Hallo Frau Bonk und Kollegen,                                                                                      03.02.2010

vielen Dank für die Weihnachtsgrüße.

Elvis geht es Super obwohl wir zur Zeit ca. 35 cm Schnee haben – er hatte letztes Jahr genug Zeit sich daran zu gewöhnen.
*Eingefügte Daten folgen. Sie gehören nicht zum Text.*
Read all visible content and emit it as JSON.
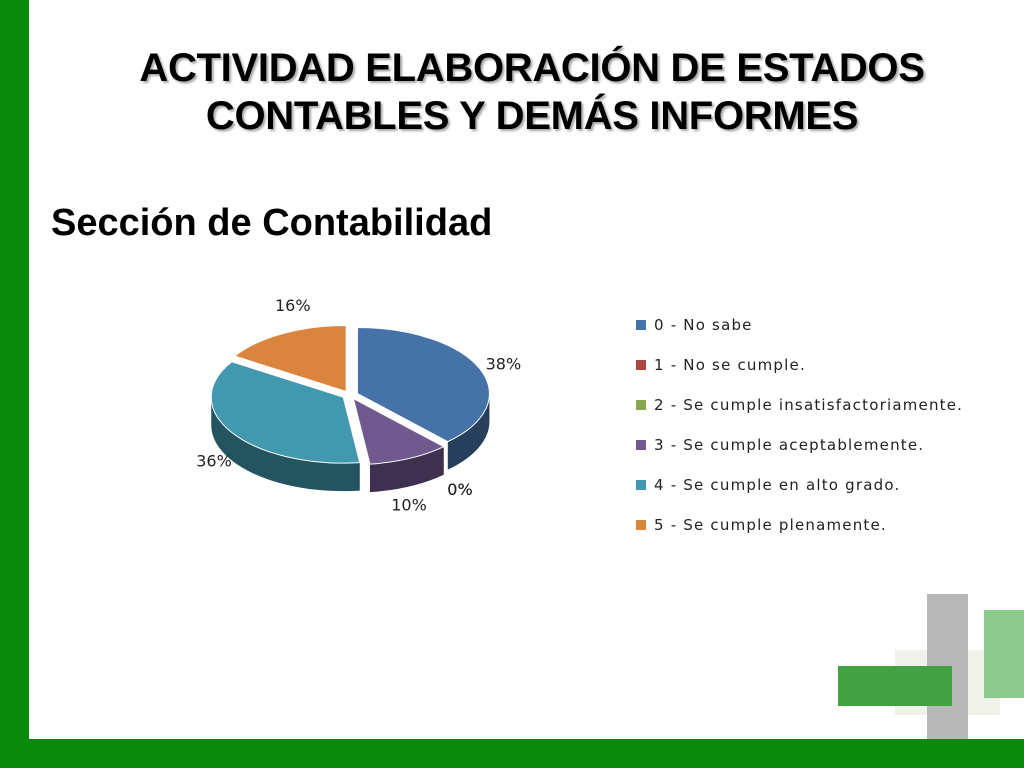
{
  "title_line1": "ACTIVIDAD ELABORACIÓN DE ESTADOS",
  "title_line2": "CONTABLES Y DEMÁS INFORMES",
  "chart_data": {
    "type": "pie",
    "title": "Sección de Contabilidad",
    "three_d": true,
    "legend_position": "right",
    "categories": [
      "0 - No sabe",
      "1 - No se cumple.",
      "2 - Se cumple insatisfactoriamente.",
      "3 - Se cumple aceptablemente.",
      "4 - Se cumple en alto grado.",
      "5 - Se cumple plenamente."
    ],
    "values": [
      38,
      0,
      0,
      10,
      36,
      16
    ],
    "labels": [
      "38%",
      "0%",
      "0%",
      "10%",
      "36%",
      "16%"
    ],
    "colors": [
      "#4572a7",
      "#aa4643",
      "#89a54e",
      "#71588f",
      "#4198af",
      "#db843d"
    ]
  },
  "theme": {
    "green": "#0a8a0a",
    "light_green": "#8cc98c"
  }
}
Er hat seit März letzten Jahres einen Kumpel einen Pyrenäen-Berghund-Mix auch aus Spanien. Das ganze läuft ungefähr so ab:

Elvis läuft beim Spazieren vor – legt sich mit den Hunden an – dann läuft er zurück und holt seinen Kumpel Duke – der ist ja viel größer und beschützt ihn. Ich denke in ein paar Jahren wird auch Elvis etwas ruhiger werden. Er ist der liebste Hund wenn er Abends an meinen Beinen liegt und schläft – ansonsten hat er den ganzen Tag nur Unsinn im Kopf. Jedoch bei all dem Unsinn hat er einem Kater von uns das Leben gerettet – er wurde angefahren und hatte einen Beckenbruch und unser Elvis hat ihn gefunden und so lange gebellt bis Herrchen kam. So konnte der Kater operiert werden und es geht ihm heute wieder gut.

Elvis ist mein großes Baby – er freut sich des Lebens und will es wohl auch jedem mitteilen. Er spielt den ganzen Tag und sobald ich daheim bin habe ich mich gefälligst um ihn zu kümmern. Ist ja klar…..ich bin ja nur für ihn da …. das steht nun mal fest.
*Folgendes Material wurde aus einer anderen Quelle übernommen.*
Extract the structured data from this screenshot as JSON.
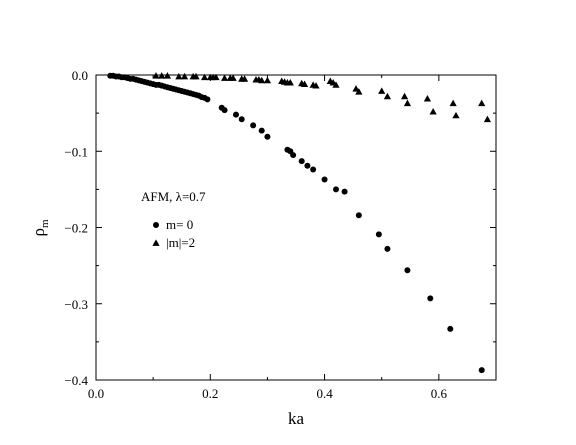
{
  "chart_data": {
    "type": "scatter",
    "title": "",
    "xlabel": "ka",
    "ylabel": "ρ",
    "ylabel_sub": "m",
    "xlim": [
      0.0,
      0.7
    ],
    "ylim": [
      -0.4,
      0.0
    ],
    "x_ticks": [
      0.0,
      0.2,
      0.4,
      0.6
    ],
    "x_tick_labels": [
      "0.0",
      "0.2",
      "0.4",
      "0.6"
    ],
    "y_ticks": [
      0.0,
      -0.1,
      -0.2,
      -0.3,
      -0.4
    ],
    "y_tick_labels": [
      "0.0",
      "−0.1",
      "−0.2",
      "−0.3",
      "−0.4"
    ],
    "grid": false,
    "legend_title": "AFM, λ=0.7",
    "legend_position": "middle-left",
    "series": [
      {
        "name": "m= 0",
        "marker": "circle",
        "color": "#000000",
        "x": [
          0.025,
          0.03,
          0.035,
          0.04,
          0.045,
          0.05,
          0.055,
          0.06,
          0.065,
          0.07,
          0.075,
          0.08,
          0.085,
          0.09,
          0.095,
          0.1,
          0.105,
          0.11,
          0.115,
          0.12,
          0.125,
          0.13,
          0.135,
          0.14,
          0.145,
          0.15,
          0.155,
          0.16,
          0.165,
          0.17,
          0.175,
          0.18,
          0.185,
          0.19,
          0.195,
          0.22,
          0.225,
          0.245,
          0.255,
          0.275,
          0.29,
          0.3,
          0.335,
          0.34,
          0.345,
          0.36,
          0.37,
          0.38,
          0.4,
          0.42,
          0.435,
          0.46,
          0.495,
          0.51,
          0.545,
          0.585,
          0.62,
          0.675
        ],
        "y": [
          -0.001,
          -0.001,
          -0.002,
          -0.002,
          -0.003,
          -0.003,
          -0.004,
          -0.005,
          -0.005,
          -0.006,
          -0.007,
          -0.008,
          -0.009,
          -0.01,
          -0.011,
          -0.012,
          -0.013,
          -0.013,
          -0.014,
          -0.015,
          -0.016,
          -0.017,
          -0.018,
          -0.019,
          -0.02,
          -0.021,
          -0.022,
          -0.023,
          -0.024,
          -0.025,
          -0.026,
          -0.027,
          -0.029,
          -0.03,
          -0.032,
          -0.043,
          -0.046,
          -0.052,
          -0.058,
          -0.066,
          -0.073,
          -0.081,
          -0.098,
          -0.1,
          -0.105,
          -0.113,
          -0.119,
          -0.124,
          -0.137,
          -0.15,
          -0.153,
          -0.184,
          -0.209,
          -0.228,
          -0.256,
          -0.293,
          -0.333,
          -0.387
        ]
      },
      {
        "name": "|m|=2",
        "marker": "triangle",
        "color": "#000000",
        "x": [
          0.105,
          0.115,
          0.125,
          0.145,
          0.155,
          0.17,
          0.175,
          0.19,
          0.2,
          0.205,
          0.21,
          0.225,
          0.235,
          0.24,
          0.255,
          0.26,
          0.28,
          0.285,
          0.29,
          0.3,
          0.325,
          0.33,
          0.335,
          0.34,
          0.36,
          0.365,
          0.38,
          0.385,
          0.41,
          0.415,
          0.42,
          0.455,
          0.46,
          0.5,
          0.51,
          0.54,
          0.545,
          0.58,
          0.59,
          0.625,
          0.63,
          0.675,
          0.685
        ],
        "y": [
          -0.001,
          -0.001,
          -0.001,
          -0.002,
          -0.002,
          -0.002,
          -0.002,
          -0.003,
          -0.003,
          -0.003,
          -0.003,
          -0.004,
          -0.004,
          -0.004,
          -0.005,
          -0.005,
          -0.006,
          -0.006,
          -0.007,
          -0.007,
          -0.008,
          -0.009,
          -0.01,
          -0.01,
          -0.011,
          -0.012,
          -0.013,
          -0.014,
          -0.008,
          -0.01,
          -0.013,
          -0.018,
          -0.022,
          -0.021,
          -0.028,
          -0.028,
          -0.037,
          -0.031,
          -0.048,
          -0.037,
          -0.053,
          -0.037,
          -0.058
        ]
      }
    ]
  }
}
Wir melden uns im Sommer wieder mit neuen Bildern und hoffen das Sie noch viele Hunde gut vermitteln können.

Liebe Grüße aus Brensbach Ihre Daniela Speckels und ein wildes Wauwau von Elvis


Hallo mein Name ist Elvis alias Felipe,                                                                        20.02.2009

dank der Podencohilfe Lanzarote bin ich der Todesstation entkommen.
Meine früheren Besitzer hatten mich wohl nicht mehr lieb - da ich sehr groß und ungestüm bin. Da war ich nun in der Todesstation und alles hing davon ab das sich ein Herrchen oder Frauchen findet. Irgendwann kam eine nette Frau und hat den Leuten dort in der Todesstation Geld für mich gegeben und mich mit nach Hause genommen. Sie hat mich versucht zu entfilzen mich zum Tierarzt gebracht und mich liebevoll versorgt.
Nein, es sollte noch nicht mein neues zu Hause sein. Ich wurde in eine Kiste gesteckt und an den
Flughafen gebracht - Gott hatte ich eine Angst.
Nun kam ich am Düsseldorfer Flughafen an -

da stand sie nun meine Má - es war Liebe auf den 1. Blick.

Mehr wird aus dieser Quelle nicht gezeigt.